Playing with Python Bytecode



https://github.com/ssanderson/pycon-2016



In [1]:
# (Open to Scott standing at podium, on title slide. Joe is hiding in the audience.)
#
# Scott: Hey everyone, thank you all for coming out today. We've just received word 
#        from Joe and Scott via text message that they're not going to be able to 
#        make it today due to a freak scheduling accident.  But we know that you were
#        all super excited to learn about Python bytecode, so I'm gonna try to do my
#        best to give the talk in their place.
#
# Scott: I took a look at their abstract a minute ago...it looks like they 
#        were going to explain CPython's internal code representation, they were
#        going to show how to create a function "from scratch" (whatever that means),
#        and they were going to show how to change the bytecode of Python functions
#        at runtime.
#        
#
# Scott: Okay, so it sounds like this talk is supposed to be about mucking 
#        with compiled Python functions. I guess that means we need a function 
#        to muck with.

def add(a, b):
    return a + b
add(1, 2)


Out[1]:
3

In [2]:
# Scott: We've got our add() function. There must be some way for us to access
#        its bytecode if we're going to play with it.
#        All the magic stuff in Python starts and ends with double
#        underscores.  Maybe we can find the bytecode.

# add.__<TAB>
# add.__code__
# add.__code__.co_<TAB>
# add.__code__.co_argcount
# add.__code__.co_consts
add.__code__.co_code

# Scott: These don't really look like printable characters.
# Scott: Maybe we can understand these better if we look at the byte values as integers.


Out[2]:
b'|\x00\x00|\x01\x00\x17S'

In [3]:
print(list(add.__code__.co_code))

# Scott: Hrm. There's definitely some structure here.  
#        I see (124, 0, 0) followed by (124, 1, 0). Maybe one of
#        these corresponds to 'a' and the other corresponds to 'b'?
#        (confused noises)
#
# Scott: I think I'm a little out of my depth here.  Is there anyone in the audience that
#        knows how bytecode works?
#
# Joe stands in audience, wearing a 'BYTECODE EXPERT' shirt.  
# He turns to face the audience, looking around to see if anyone 
# else will answer the call to action.
#    
# After a moment, he shrugs and says:
#
# Joe: Well, **I'm** actually a Certified Bytecode Expert.
#
# Scott: Great, why don't you come on up here. 
#        Can we get a mic for him? (Joe is already mic'ed)
#
# Joe: It's okay, I brought my own.

# (Joe scrambles up onto the stage.)

# Scott: Wait, you brought you're own micr--

# Joe: Let's get back on track here. You were going in the right direction.
#      The integers in that list are the instructions
#      that the interpreter executes when you call add().
#      There's actually a built-in module for displaying them 
#      in human-readable form.
#      Why don't you import 'dis'?

# import this

# Scott: <starts reading>
# Joe: No, not 'this': dis.  It's the 'disassembly' module.
# Scott: Ah.

import dis

# Joe: You can do `dis.dis` of a function to show the disassembly.

dis.dis(add)

# Scott: What does all this mean?

# Joe: The dis function prints a human-readable representation 
#      of the instructions in the code object.
# 
#      1. There are 8 bytes in that code object, but there are only 4 instructions:
#         LOAD_FAST, LOAD_FAST, BINARY_ADD, RETURN_VALUE.

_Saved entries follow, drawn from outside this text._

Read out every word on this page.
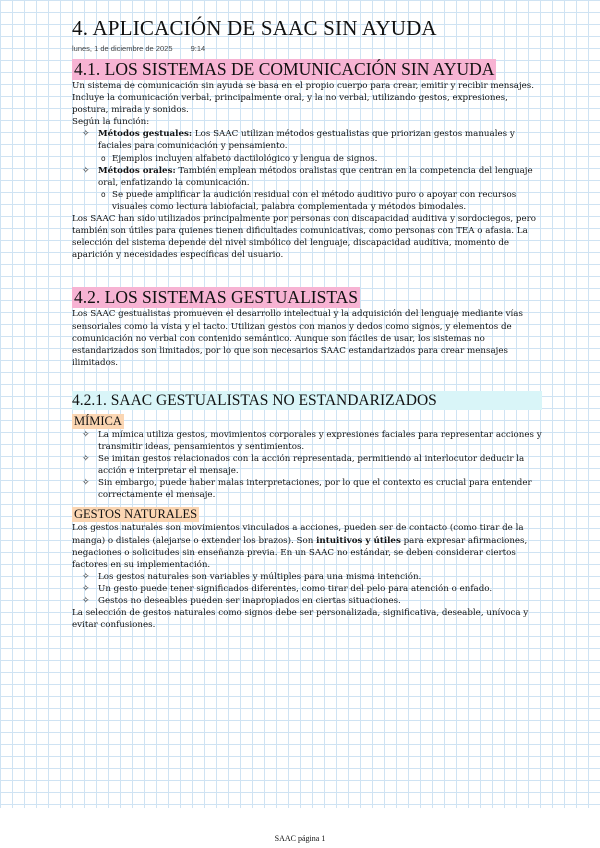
4. APLICACIÓN DE SAAC SIN AYUDA
lunes, 1 de diciembre de 2025 9:14
4.1. LOS SISTEMAS DE COMUNICACIÓN SIN AYUDA

Un sistema de comunicación sin ayuda se basa en el propio cuerpo para crear, emitir y recibir mensajes. Incluye la comunicación verbal, principalmente oral, y la no verbal, utilizando gestos, expresiones, postura, mirada y sonidos.

Según la función:

✧ Métodos gestuales: Los SAAC utilizan métodos gestualistas que priorizan gestos manuales y faciales para comunicación y pensamiento.
o Ejemplos incluyen alfabeto dactilológico y lengua de signos.
✧ Métodos orales: También emplean métodos oralistas que centran en la competencia del lenguaje oral, enfatizando la comunicación.
o Se puede amplificar la audición residual con el método auditivo puro o apoyar con recursos visuales como lectura labiofacial, palabra complementada y métodos bimodales.

Los SAAC han sido utilizados principalmente por personas con discapacidad auditiva y sordociegos, pero también son útiles para quienes tienen dificultades comunicativas, como personas con TEA o afasia. La selección del sistema depende del nivel simbólico del lenguaje, discapacidad auditiva, momento de aparición y necesidades específicas del usuario.

4.2. LOS SISTEMAS GESTUALISTAS

Los SAAC gestualistas promueven el desarrollo intelectual y la adquisición del lenguaje mediante vías sensoriales como la vista y el tacto. Utilizan gestos con manos y dedos como signos, y elementos de comunicación no verbal con contenido semántico. Aunque son fáciles de usar, los sistemas no estandarizados son limitados, por lo que son necesarios SAAC estandarizados para crear mensajes ilimitados.

4.2.1. SAAC GESTUALISTAS NO ESTANDARIZADOS
MÍMICA
✧ La mímica utiliza gestos, movimientos corporales y expresiones faciales para representar acciones y transmitir ideas, pensamientos y sentimientos.
✧ Se imitan gestos relacionados con la acción representada, permitiendo al interlocutor deducir la acción e interpretar el mensaje.
✧ Sin embargo, puede haber malas interpretaciones, por lo que el contexto es crucial para entender correctamente el mensaje.
GESTOS NATURALES

Los gestos naturales son movimientos vinculados a acciones, pueden ser de contacto (como tirar de la manga) o distales (alejarse o extender los brazos). Son intuitivos y útiles para expresar afirmaciones, negaciones o solicitudes sin enseñanza previa. En un SAAC no estándar, se deben considerar ciertos factores en su implementación.

✧ Los gestos naturales son variables y múltiples para una misma intención.
✧ Un gesto puede tener significados diferentes, como tirar del pelo para atención o enfado.
✧ Gestos no deseables pueden ser inapropiados en ciertas situaciones.

La selección de gestos naturales como signos debe ser personalizada, significativa, deseable, unívoca y evitar confusiones.

SAAC página 1
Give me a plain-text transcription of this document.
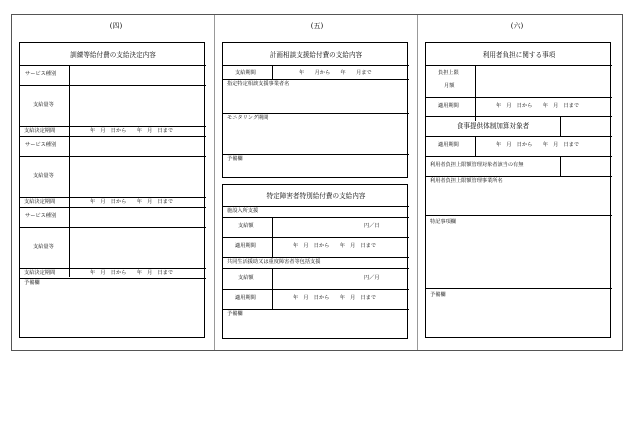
(四)	(五)	(六)
訓練等給付費の支給決定内容
サービス種別
支給量等
支給決定期間	年　月　日から　　年　月　日まで
サービス種別
支給量等
支給決定期間	年　月　日から　　年　月　日まで
サービス種別
支給量等
支給決定期間	年　月　日から　　年　月　日まで
予備欄
計画相談支援給付費の支給内容
支給期間	年　　月から　　年　　月まで
指定特定相談支援事業者名
モニタリング期間
予備欄
特定障害者特別給付費の支給内容
施設入所支援
支給額	円／日
適用期間	年　月　日から　　年　月　日まで
共同生活援助又は重度障害者等包括支援
支給額	円／月
適用期間	年　月　日から　　年　月　日まで
予備欄
利用者負担に関する事項
負担上限
月額
適用期間	年　月　日から　　年　月　日まで
食事提供体制加算対象者
適用期間	年　月　日から　　年　月　日まで
利用者負担上限額管理対象者該当の有無
利用者負担上限額管理事業所名
特記事項欄
予備欄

#      2. The first three bytes in the list correspond to the first LOAD_FAST. 
#         The second three bytes
#         correspond to the second LOAD_FAST, the last two bytes correspond to the BINARY_ADD
#         and RETURN_VALUE, respectively.

# Scott: Why does LOAD_FAST get three bytes, but BINARY_ADD and RETURN_VALUE only get one?

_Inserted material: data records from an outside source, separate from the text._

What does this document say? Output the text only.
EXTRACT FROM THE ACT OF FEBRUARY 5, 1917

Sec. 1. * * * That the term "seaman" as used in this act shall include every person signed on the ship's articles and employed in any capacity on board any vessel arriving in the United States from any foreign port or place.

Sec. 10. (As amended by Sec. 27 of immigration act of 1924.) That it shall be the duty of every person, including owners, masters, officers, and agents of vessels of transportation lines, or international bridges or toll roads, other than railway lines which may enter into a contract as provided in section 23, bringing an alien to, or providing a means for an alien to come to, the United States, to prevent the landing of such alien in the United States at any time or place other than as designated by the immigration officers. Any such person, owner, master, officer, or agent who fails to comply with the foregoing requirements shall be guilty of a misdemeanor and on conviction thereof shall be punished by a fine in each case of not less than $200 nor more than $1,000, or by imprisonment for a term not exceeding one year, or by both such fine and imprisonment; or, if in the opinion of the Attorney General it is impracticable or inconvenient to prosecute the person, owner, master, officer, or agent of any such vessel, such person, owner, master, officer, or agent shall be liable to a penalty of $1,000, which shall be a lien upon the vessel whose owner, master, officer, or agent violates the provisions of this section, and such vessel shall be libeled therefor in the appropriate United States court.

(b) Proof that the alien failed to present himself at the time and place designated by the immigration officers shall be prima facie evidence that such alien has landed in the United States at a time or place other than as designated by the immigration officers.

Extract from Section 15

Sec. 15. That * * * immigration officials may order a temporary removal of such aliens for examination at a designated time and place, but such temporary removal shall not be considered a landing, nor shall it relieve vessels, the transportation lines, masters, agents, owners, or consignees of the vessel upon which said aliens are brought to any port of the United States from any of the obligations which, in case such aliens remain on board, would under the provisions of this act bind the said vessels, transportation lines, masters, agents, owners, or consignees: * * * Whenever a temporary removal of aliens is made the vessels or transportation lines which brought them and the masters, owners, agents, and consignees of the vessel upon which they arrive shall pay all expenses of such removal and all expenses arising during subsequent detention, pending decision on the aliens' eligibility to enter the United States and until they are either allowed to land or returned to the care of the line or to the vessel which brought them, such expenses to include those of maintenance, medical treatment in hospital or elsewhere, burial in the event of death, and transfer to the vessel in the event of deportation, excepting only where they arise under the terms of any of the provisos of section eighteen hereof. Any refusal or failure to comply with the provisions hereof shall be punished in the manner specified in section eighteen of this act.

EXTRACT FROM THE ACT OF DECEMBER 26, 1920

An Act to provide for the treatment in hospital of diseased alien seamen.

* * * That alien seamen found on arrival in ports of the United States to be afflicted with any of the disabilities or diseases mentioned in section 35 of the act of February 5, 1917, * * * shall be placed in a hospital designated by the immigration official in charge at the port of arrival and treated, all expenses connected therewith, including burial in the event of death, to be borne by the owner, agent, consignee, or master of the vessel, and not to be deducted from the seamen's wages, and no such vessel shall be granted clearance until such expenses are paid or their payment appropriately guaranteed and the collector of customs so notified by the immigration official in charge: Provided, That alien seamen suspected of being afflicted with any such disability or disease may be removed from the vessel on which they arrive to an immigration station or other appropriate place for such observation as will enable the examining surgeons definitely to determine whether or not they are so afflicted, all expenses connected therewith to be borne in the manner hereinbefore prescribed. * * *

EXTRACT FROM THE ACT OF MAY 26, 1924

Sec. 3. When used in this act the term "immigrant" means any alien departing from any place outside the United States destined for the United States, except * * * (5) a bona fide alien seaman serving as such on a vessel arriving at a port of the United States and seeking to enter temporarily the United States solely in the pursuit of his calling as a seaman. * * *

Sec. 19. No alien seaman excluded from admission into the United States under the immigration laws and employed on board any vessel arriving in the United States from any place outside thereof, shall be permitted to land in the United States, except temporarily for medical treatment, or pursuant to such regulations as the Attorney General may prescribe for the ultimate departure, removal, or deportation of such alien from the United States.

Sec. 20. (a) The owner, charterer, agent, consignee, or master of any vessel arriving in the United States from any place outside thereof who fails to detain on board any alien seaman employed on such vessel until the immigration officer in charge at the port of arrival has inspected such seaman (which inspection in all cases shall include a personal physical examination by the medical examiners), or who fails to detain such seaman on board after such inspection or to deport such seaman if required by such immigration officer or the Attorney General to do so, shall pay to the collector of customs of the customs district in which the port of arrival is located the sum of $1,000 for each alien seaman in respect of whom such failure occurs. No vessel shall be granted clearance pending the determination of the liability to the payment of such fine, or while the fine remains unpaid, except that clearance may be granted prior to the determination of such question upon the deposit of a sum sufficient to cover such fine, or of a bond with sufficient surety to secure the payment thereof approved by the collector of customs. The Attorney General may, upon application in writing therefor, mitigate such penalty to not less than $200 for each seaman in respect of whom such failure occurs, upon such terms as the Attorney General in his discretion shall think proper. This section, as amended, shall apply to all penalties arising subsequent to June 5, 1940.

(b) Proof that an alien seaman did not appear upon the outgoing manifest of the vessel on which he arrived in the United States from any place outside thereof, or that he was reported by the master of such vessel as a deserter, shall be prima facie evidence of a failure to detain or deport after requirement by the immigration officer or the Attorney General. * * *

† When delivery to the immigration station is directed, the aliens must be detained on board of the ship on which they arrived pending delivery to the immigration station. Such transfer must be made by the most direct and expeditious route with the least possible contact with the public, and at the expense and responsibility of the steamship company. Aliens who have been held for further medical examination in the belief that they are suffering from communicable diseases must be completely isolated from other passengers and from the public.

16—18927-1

# Joe: 3. The two bytes after 124 are the **arguments** to the LOAD_FAST instruction. They
#         tell the interpreter which local variable to load.  
#         (124, 0, 0) says to load local variable zero.
#         (124, 1, 0) says to load local variable one.
#
#      4. In general, whenever an instruction takes an argument, 
#         the next two bytes contain the argument to the instruction.

# Scott: Why are those one and zero? Don't we want to load a and b?

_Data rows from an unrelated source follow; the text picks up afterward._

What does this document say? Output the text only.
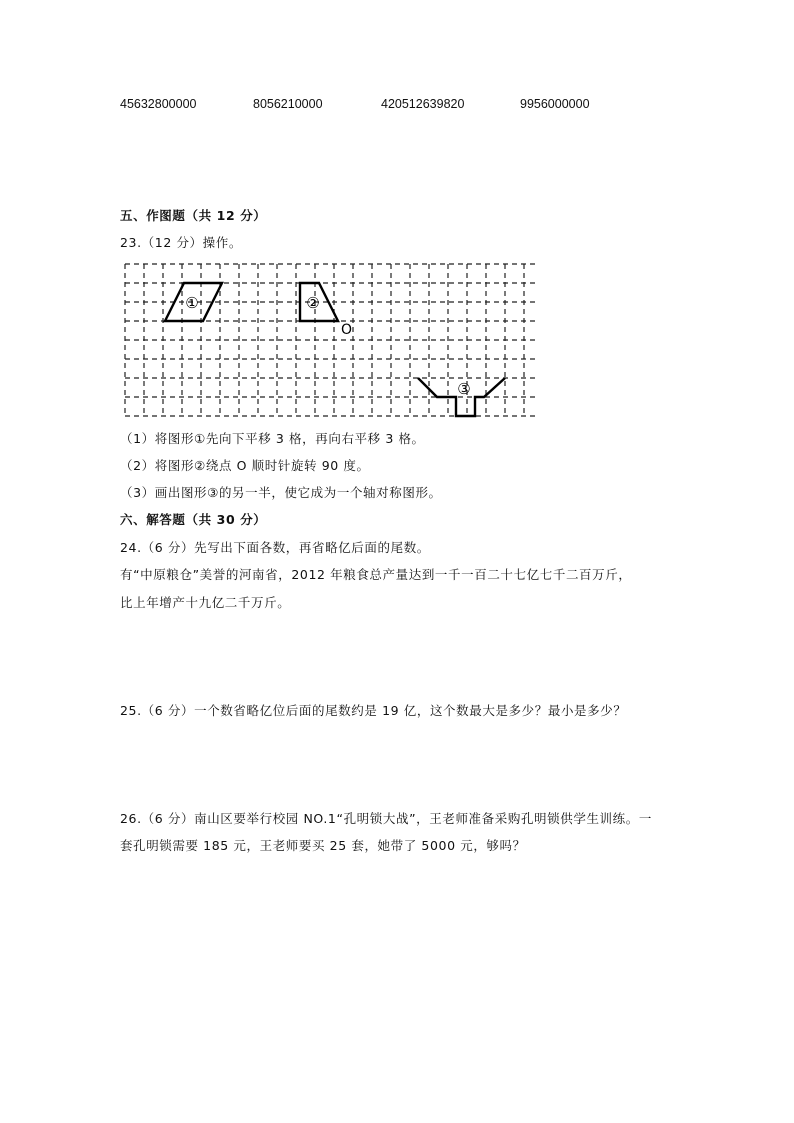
45632800000	8056210000	420512639820	9956000000
五、作图题（共 12 分）
23.（12 分）操作。
①	②
O
③
（1）将图形①先向下平移 3 格，再向右平移 3 格。
（2）将图形②绕点 O 顺时针旋转 90 度。
（3）画出图形③的另一半，使它成为一个轴对称图形。
六、解答题（共 30 分）
24.（6 分）先写出下面各数，再省略亿后面的尾数。
有“中原粮仓”美誉的河南省，2012 年粮食总产量达到一千一百二十七亿七千二百万斤，
比上年增产十九亿二千万斤。
25.（6 分）一个数省略亿位后面的尾数约是 19 亿，这个数最大是多少？最小是多少？
26.（6 分）南山区要举行校园 NO.1“孔明锁大战”，王老师准备采购孔明锁供学生训练。一
套孔明锁需要 185 元，王老师要买 25 套，她带了 5000 元，够吗？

# Joe:   Argument instructions are usually represented as little-endian 16-bit integers.
#        For instructions with an argument, the last two dis columns show the value of the
#        argument as an integer, followed by the actual meaning of the argument.
#
#        In this case, dis says the first local variable is 'a' and the second local 
#        variable is 'b'.

# Scott: Okay. So LOAD_FAST of 0 tells Python to load 'a'. 
#        Where exactly are we loading it **to**?

# Joe:   LOAD instructions push values onto a stack where they can be 
#        manipulated by other instructions. The BINARY_ADD instruction 
#        doesn't have an argument in the bytecode because it always pops 
#        the top two values off the stack, adds them, and pushes the result 
#        back onto the stack.

# Scott: I think I understand:
# 
#        At the start of the function the stack is empty, we load a and b, 
#        and then we get to the BINARY_ADD. When we execute the add, we
#        pop 'a' and 'b' off the stack, add them together, 
#        and push the result back onto the stack. 
#        Finally, we hit the RETURN_VALUE instruction, which pops the top 
#        value off the stack and returns it to the caller.

# Joe: Perf.

# Scott: What are those numbers next to the instruction names?

# Joe: Those tell you where in the bytecode the instruction is located.
#      The first instruction starts at index 0, and the second instruction starts at index 3
#      because indices 1 and 2 were used for arguments.

# Scott: And 6 and 7 are next to each other because BINARY_ADD is one-byte instruction?

# Joe: Yep.

# Scott: What's the number on the top left

# Joe: That's the line number for the instructions on or below that line.
#      It's a little easier to see on a function with multiple lines.


[124, 0, 0, 124, 1, 0, 23, 83]
 21           0 LOAD_FAST                0 (a)
              3 LOAD_FAST                1 (b)
              6 BINARY_ADD
              7 RETURN_VALUE

In [6]:
# Scott: Ok...how about this?

def add_with_assign(a, b):
    x = a + b
    return x
dis.dis(add_with_assign)

# Scott: So this says that the first four instructions correspond to the fourth Python line,
#        and the next two instructions correspond to the 5th Python line.

# Joe: Yep. Why don't you try something a little more complex.


  4           0 LOAD_FAST                0 (a)
              3 LOAD_FAST                1 (b)
              6 BINARY_ADD
              7 STORE_FAST               2 (x)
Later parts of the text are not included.